Quant à Christian Laurence, réalisateur et instigateur du mouvement Kino’00, le chef-d’œuvre de Forman porte une importante valeur sentimentale. «C’est le film fétiche de ma mère. Quand elle a divorcé de mon père, elle s’est retrouvée perdue devant sa peine. Elle a rencontré un homme qui est devenu un grand ami et confident. Il l’a initiée à la musique classique et au grand art, elle qui est issue d’un milieu ouvrier plutôt modeste. Elle m’a raconté qu’ils sont allés voir le film au cinéma à sa sortie et qu’après la projection, complètement bouleversés par tant de beauté, ils sont restés dans la salle jusqu’à ce que les lumières se rallument… Et ils sont restés pour revoir le film une seconde fois! Donc pour moi, ce film est associé à l’émancipation artistique de ma mère, qui m’a toujours encouragé ensuite dans cette voie, et c’est certainement grâce à son inspiration que je suis devenu un cinéaste.»
Finalement, pour le plaisir, nous avons demandé à chacun de nos spécialistes de partager avec nous leur moment préféré du film.
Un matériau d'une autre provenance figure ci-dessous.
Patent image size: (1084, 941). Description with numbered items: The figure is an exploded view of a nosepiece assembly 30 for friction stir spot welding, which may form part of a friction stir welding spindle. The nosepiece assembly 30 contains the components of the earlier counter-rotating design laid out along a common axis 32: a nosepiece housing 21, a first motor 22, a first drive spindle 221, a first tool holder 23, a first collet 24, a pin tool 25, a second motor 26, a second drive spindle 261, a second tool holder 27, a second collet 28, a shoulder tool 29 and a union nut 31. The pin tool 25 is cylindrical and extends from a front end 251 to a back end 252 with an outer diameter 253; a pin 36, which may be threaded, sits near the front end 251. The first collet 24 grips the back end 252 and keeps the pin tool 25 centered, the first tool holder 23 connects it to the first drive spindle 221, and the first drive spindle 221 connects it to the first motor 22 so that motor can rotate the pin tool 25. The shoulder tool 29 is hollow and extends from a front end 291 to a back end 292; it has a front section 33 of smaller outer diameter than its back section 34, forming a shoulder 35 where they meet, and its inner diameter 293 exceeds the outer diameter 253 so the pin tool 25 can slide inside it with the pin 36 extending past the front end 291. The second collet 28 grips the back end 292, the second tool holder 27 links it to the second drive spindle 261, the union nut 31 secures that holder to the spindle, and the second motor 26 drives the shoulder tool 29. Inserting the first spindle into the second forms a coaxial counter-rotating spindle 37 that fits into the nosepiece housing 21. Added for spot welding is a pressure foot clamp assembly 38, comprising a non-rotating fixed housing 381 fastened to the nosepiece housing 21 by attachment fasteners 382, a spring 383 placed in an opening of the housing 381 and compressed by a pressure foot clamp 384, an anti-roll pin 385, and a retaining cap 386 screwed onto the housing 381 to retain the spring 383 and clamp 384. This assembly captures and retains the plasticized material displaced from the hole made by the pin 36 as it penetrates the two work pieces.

Marie-Christine Trottier: «Il y en a plusieurs, mais j’avoue que la scène de l’enterrement du génie dans la fosse commune au son du Lacrimosa du Requiem est saisissante.»
Manon Dumais: «Selon moi, le passage le plus mémorable, et le plus bouleversant, c’est lorsque Mozart, sur son lit de mort, compose son Requiem que lui a commandé un mystérieux personnage. À bout de force, il dicte les notes à son éternel rival Salieri, qui peine à suivre le rythme. Selon les historiens, ce n’est pas ainsi que ça s’est passé, mais je trouve que cette scène illustre avec puissance le génie et la créativité de Mozart, qui concevait et mémorisait toutes ses partitions avant de les retranscrire.»
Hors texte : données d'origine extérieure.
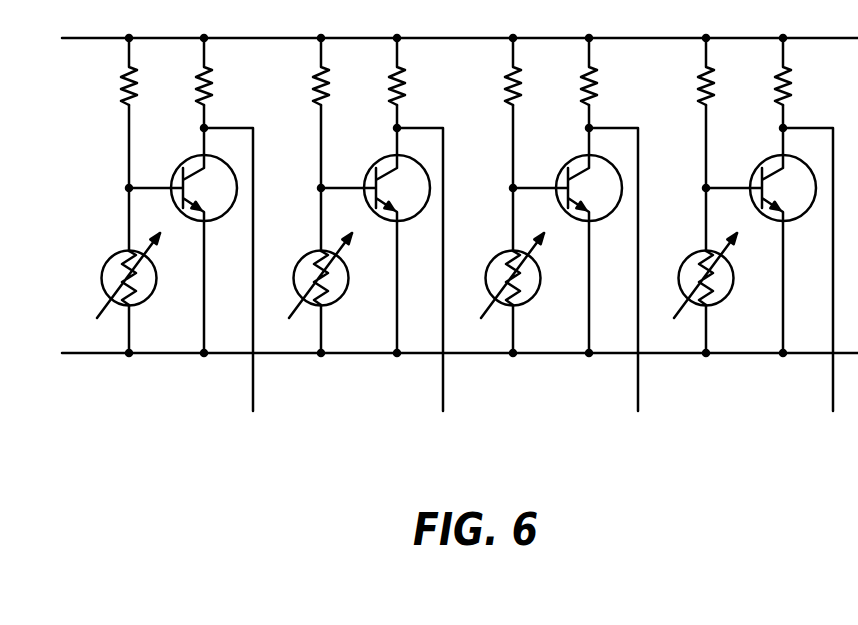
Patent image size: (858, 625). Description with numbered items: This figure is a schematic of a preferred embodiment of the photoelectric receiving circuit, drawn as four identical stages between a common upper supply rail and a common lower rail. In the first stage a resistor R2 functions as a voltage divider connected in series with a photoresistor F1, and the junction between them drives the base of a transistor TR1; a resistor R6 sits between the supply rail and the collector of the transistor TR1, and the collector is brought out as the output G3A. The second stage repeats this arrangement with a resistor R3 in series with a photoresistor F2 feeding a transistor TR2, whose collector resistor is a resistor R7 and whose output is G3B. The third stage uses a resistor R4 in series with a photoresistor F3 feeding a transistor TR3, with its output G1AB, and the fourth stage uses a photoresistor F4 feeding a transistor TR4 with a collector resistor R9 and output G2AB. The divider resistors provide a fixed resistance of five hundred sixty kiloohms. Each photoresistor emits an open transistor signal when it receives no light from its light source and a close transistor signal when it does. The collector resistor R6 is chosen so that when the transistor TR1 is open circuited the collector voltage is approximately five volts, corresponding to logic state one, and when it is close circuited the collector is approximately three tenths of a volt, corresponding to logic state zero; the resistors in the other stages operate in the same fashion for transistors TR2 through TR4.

The resistor R2 is at (116, 71).
The resistor R6 is at (192, 71).
The transistor TR1 is at (183, 229).
The photoresistor F1 is at (140, 275).
The output terminal G3A is at (237, 284).
The resistor R3 is at (308, 71).
The resistor R7 is at (385, 71).
The transistor TR2 is at (375, 229).
The photoresistor F2 is at (332, 275).
The output terminal G3B is at (429, 284).
The resistor R4 is at (500, 71).
The transistor TR3 is at (567, 229).
The photoresistor F3 is at (524, 275).
The output terminal G1AB is at (625, 284).
The resistor R9 is at (771, 71).
The transistor TR4 is at (761, 229).
The photoresistor F4 is at (717, 275).
The output terminal G2AB is at (820, 284).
Marc Lamothe: «Puisqu’il faut en choisir une, je vais porter votre attention sur celle qui m’a le plus emballé au premier visionnement. Dans le premier tiers, Constance va voir Salieri pour la première fois avec des partitions écrites par Mozart, son époux. En tournant les pages, les extraits sonores se succèdent et soudainement, Salieri est profondément bouleversé par un passage qui lui confirme que la beauté émanant de la musique de Mozart n’est rien d’autre que la voix de Dieu. Il réalise alors l’ampleur du talent de Mozart, laisse tomber les pages dans un magnifique ralenti et il marche nonchalamment sur les partitions en sortant de la pièce. Tout le talent de l’acteur F. Murray Abraham passe, selon moi, dans cette scène où il se transforme de charmeur manipulateur à homme en extase devant la musique, puis à un être méprisant et méprisable en quelques secondes. Un réel serpent humain.»
Christian Laurence: «Ma scène favorite, un tout petit moment, mais d’un humour fracassant: le roi qui n’aime pas la Flûte Enchantée et qui déclare candidement, There’s just too many notes. Pour moi, cette phrase résume tellement bien la bêtise, celle qu’on rencontre tous les jours hélas, surtout chez ceux qui ont du pouvoir et prétendent que ce pouvoir (et leur fortune) leur donne automatiquement un sens du goût.»